# Safety warning stickers on visors



## Russ2005 (Nov 24, 2005)

Hi, 

This is probably a silly posting, however, I'll do it at the risk of ridicule. I've never been accused as being the egg in the dozen. 

Anyway, for whatever reason, I have believed these warnings on the visors were silk screened on and were not removable. I've always thought they were pretty dumb and annoying. 

If you take a hair dryer to them and peel off while heating as you go, they come right off with no residue at all. It only took me 10 months of ownership to figure this one out. It provides a cleaners more professional inside look. 

I hopes this helps someone else who had not thought about removing them in the past.


----------



## noz34me (Dec 15, 2005)

Have no idea how to get them off, but if you want to thank someone or some organization, thank the U.S. legal system.

The same system that awards massive amounts of money to dumbasses that spill hot coffee on themselves has forced every single product sold in this country to "dumb down" warning to a moronic level in order to protect themselves from lawsuits.

My favorite product warning is the one on plastic bags that warns not to put it over your head because it will cause suffocation. I even saw one this past week that looked like Mr. Bill with his head in a bag.


----------



## Mean Goat (Aug 18, 2005)

*Sunshade Warning*

How about the one that says, "Never operate with sunshade in windshield."?

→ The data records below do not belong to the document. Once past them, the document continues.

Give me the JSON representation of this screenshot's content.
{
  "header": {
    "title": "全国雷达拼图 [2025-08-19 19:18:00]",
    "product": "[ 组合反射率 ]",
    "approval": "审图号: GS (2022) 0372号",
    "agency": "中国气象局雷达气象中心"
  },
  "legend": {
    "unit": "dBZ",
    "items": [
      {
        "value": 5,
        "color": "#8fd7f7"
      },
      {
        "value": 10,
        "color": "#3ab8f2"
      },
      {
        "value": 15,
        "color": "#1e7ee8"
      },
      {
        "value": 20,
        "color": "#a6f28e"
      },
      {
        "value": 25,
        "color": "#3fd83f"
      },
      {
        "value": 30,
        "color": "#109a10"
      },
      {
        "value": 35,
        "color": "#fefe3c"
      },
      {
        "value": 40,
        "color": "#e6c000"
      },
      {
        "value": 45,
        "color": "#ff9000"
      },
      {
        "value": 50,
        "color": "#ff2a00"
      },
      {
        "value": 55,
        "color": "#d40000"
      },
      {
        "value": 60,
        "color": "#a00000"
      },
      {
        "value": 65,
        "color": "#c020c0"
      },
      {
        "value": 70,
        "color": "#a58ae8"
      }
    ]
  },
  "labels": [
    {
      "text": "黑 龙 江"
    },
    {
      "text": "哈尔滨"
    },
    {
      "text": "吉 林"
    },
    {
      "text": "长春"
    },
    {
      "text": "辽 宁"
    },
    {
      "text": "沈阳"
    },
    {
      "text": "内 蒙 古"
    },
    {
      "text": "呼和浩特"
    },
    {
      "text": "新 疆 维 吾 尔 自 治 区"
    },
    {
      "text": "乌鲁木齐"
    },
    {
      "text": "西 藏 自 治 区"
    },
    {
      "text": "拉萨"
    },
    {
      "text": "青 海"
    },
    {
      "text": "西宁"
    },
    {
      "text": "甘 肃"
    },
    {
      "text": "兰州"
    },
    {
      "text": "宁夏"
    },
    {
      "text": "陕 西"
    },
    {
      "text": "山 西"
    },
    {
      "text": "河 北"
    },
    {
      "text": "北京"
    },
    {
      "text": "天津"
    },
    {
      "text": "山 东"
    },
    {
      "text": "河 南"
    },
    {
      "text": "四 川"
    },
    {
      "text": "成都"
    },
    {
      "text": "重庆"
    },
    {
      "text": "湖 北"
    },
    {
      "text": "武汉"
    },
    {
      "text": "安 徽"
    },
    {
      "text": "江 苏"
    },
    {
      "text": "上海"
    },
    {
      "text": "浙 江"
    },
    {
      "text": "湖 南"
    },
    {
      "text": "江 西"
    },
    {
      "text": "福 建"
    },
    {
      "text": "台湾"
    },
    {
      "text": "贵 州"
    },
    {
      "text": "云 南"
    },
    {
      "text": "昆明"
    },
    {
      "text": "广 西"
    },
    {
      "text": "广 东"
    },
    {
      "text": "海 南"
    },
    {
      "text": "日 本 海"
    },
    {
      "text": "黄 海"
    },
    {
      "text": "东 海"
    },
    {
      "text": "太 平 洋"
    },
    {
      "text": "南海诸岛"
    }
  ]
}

Anyone stupid enough to try that probably couldn't read the warning label anyway...


----------



## PC4STOP (Sep 3, 2006)

Russ2005 said:


> Hi,
> 
> This is probably a silly posting, however, I'll do it at the risk of ridicule. I've never been accused as being the egg in the dozen.
> 
> ...


I was just trying to peel up a corner the first day I had the car and decided they must be silk screened on. I will tryh the hair dryer method and see if it works.


----------



## Whitey078 (Sep 13, 2006)

some J/A in the stealership put a green circle in the middle of my warning stickers. Unfortunately i can't get the stupid little grren things off without ripping up the warnings (the warnings are bad enough, but when they are all ripped up it's worse). This post came just in time, when i get home on the weekend i'm definately going to try this, if it doesn't work i can always get more green things to tear it off http://www.gtoforum.com/images/smilies/smile.gif


----------